Mataku kembali memanas. Namun, air mata ini adalah air mata haru akan kebaikan dan ketulusan dari sahabatku.

"Lun, kita sarapan dulu yuk. Biar kamu ada tenaga." Mas Zidan muncul dengan penampilan yang sudah rapi. Mengenakan kemeja lengan panjang berwarna biru dipadukan celana hitam.

"Bener kata Kak Zidan, Lun. Yuk." Karin membantuku untuk berdiri.

Meski perut sama sekali tidak lapar meskipun dari semalam belum terisi makanan, tapi aku tetap mengikuti langkah Karin ke ruang makan. Aku tidak mau membuat sahabatku itu khawatir akan kondisiku.

Aku duduk di kursi meja makan. Berhadapan dengan Mas Zidan yang sudah mulai menyendok nasi goreng ke dalam mulutnya.

Rasa sakit yang aku rasakan, benar-benar membuat rasa laparku menguap entah kemana. Jadilah aku hanya mengaduk-aduk nasi goreng yang ada dalam piring. Ragaku ada di sini, tapi pikiranku melayang mengembara jauh ke sana.

"Nasi gorengnya gak enak ya?" tanya Karin menatapku.

"Enak kok, Rin." Aku menatapnya lalu tersenyum kaku. Menyendok sedikit nasi goreng lalu menyuapkannya.

Saat akan menelannya, terpaksa aku mendorongnya dengan air putih karena tercekat di tenggorokan. Jangankan untuk makan. Untuk menelan saliva sendiri saja begitu susah saking sesaknya dada ini.
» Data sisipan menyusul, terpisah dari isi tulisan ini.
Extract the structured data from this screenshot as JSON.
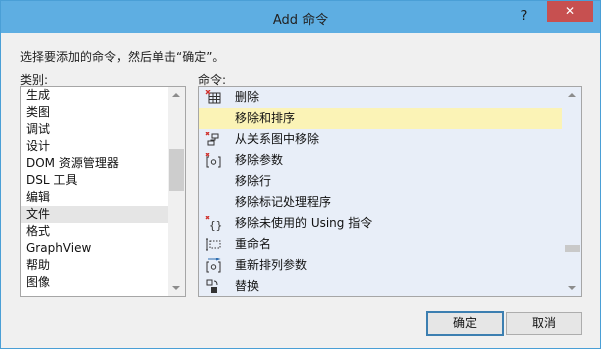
{
  "window": {
    "title": "Add 命令",
    "help": "?",
    "close": "✕"
  },
  "instruction": "选择要添加的命令，然后单击“确定”。",
  "categories": {
    "label": "类别:",
    "items": [
      "生成",
      "类图",
      "调试",
      "设计",
      "DOM 资源管理器",
      "DSL 工具",
      "编辑",
      "文件",
      "格式",
      "GraphView",
      "帮助",
      "图像"
    ],
    "selected": "文件"
  },
  "commands": {
    "label": "命令:",
    "items": [
      {
        "icon": "table-delete-icon",
        "label": "删除"
      },
      {
        "icon": "",
        "label": "移除和排序",
        "selected": true
      },
      {
        "icon": "diagram-remove-icon",
        "label": "从关系图中移除"
      },
      {
        "icon": "remove-parameter-icon",
        "label": "移除参数"
      },
      {
        "icon": "",
        "label": "移除行"
      },
      {
        "icon": "",
        "label": "移除标记处理程序"
      },
      {
        "icon": "remove-using-icon",
        "label": "移除未使用的 Using 指令"
      },
      {
        "icon": "rename-icon",
        "label": "重命名"
      },
      {
        "icon": "reorder-parameters-icon",
        "label": "重新排列参数"
      },
      {
        "icon": "replace-icon",
        "label": "替换"
      }
    ]
  },
  "buttons": {
    "ok": "确定",
    "cancel": "取消"
  }
}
"Hari ini saya masih cuti, Mas," ucapku pada Mas Zaidan. Jika di luar, aku memang terbiasa memanggilnya Mas, tapi jika di kantor, aku memanggilnya Pak.

"Iya. Kamu istirahat aja. Kamu cuti seminggu kan?" Mas Zidan menatapku sambil mengelap mulutnya dengan tissue.

"Iya, Mas. Terima kasih ya," jawabku.

"Rin, Lun, aku berangkat ya. Kalian baik-baik di rumah." Mas Zidan bangkit dari kursinya. "Oh iya. Kamu jangan ke butik dulu. Temenin Karin aja," lanjut Mas Zidan.

"Iya, Kak," jawab Karin.

Mas Zidan pun melenggang pergi untuk berangkat bekerja.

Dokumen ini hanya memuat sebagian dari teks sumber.